For many of you the second year birthday, Mother’s Day, Father’s Day etc. is just bringing it deeper into your mind that they are never coming back, except this time there isn’t the support network around you that you had in year 1. The honest truth is that we are left to face most of this on our own. We have maybe had to return to work, look after things in an entirely different way but yet we are still grieving.
The important thing is to not compare your grief to another’s, throw away the time clock on how long to grieve and do it your way! People will be people no matter what and everyone always has opinions on how it should be done yes, even grief.
Sometimes one of the biggest contributors to making year 2 hard is guilt. For some of us we may feel a little ready to begin again and perhaps venture outside into the real world but we are afraid of what people may say?
We might want to learn something new or even go dating after the loss of a spouse but be afraid to do this and often feel guilty for being alive! I always advise to do what feels right to you. Whatever we decide to do, our loved ones in heaven will always look after us and for them to see us happy is a huge bonus.
Be prepared to be hit now and then with unexpected reminders of the loss and allow the tears to flow if something suddenly sparks this… it’s normal!
My Keithy has been in heaven for 29 years this year… 29 years! It doesn’t seem possible and I still get tears and unexpected moments of grief. Isn’t it the price we pay for love?

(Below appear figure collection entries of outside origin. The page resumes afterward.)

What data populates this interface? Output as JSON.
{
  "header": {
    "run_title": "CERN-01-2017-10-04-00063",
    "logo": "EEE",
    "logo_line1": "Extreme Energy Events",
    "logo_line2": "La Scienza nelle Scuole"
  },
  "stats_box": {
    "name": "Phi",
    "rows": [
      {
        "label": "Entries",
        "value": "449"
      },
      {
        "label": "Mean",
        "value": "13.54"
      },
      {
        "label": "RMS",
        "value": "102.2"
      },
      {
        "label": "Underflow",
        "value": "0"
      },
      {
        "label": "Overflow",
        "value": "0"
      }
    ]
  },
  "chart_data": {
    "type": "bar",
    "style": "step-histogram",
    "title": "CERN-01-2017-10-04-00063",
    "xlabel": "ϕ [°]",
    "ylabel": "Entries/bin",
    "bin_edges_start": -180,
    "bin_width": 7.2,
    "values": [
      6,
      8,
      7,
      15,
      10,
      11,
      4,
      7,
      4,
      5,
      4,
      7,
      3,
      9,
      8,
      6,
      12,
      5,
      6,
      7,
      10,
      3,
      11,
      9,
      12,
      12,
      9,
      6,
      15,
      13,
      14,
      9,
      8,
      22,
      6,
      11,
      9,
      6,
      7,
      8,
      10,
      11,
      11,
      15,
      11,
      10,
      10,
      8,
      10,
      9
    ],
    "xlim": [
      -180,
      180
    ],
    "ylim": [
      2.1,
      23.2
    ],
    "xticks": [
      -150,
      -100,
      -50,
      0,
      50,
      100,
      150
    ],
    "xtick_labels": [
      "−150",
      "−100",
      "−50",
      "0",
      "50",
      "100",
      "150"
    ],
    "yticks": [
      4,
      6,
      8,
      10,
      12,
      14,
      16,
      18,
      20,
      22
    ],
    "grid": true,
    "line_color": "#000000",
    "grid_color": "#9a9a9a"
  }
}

Year two for many is the daunting reminder that this is it… we will never know normal again. The comfort blanket from year 1 is now missing and we often have to face life on our own, our own way of coping without the stabilisers on. Bowling with no bumpers! It’s raw, it still hurts but it is NORMAL!
One of the important things to point out is do not be afraid to ask for help. If you feel you simply can’t do it on your own then seek out help, talk to someone about how you feel. There are 100’s of support groups for you, some of them even local in your community and if there isn’t one suited to your needs why not start one?
I hope this helped a little wherever you are on your journey through grief. It does with time get softer around the edges and the cut perhaps gets a little less deep with time. I am not of the opinion that time heals all wounds…. but I do believe we adapt to our new found life and time allows that.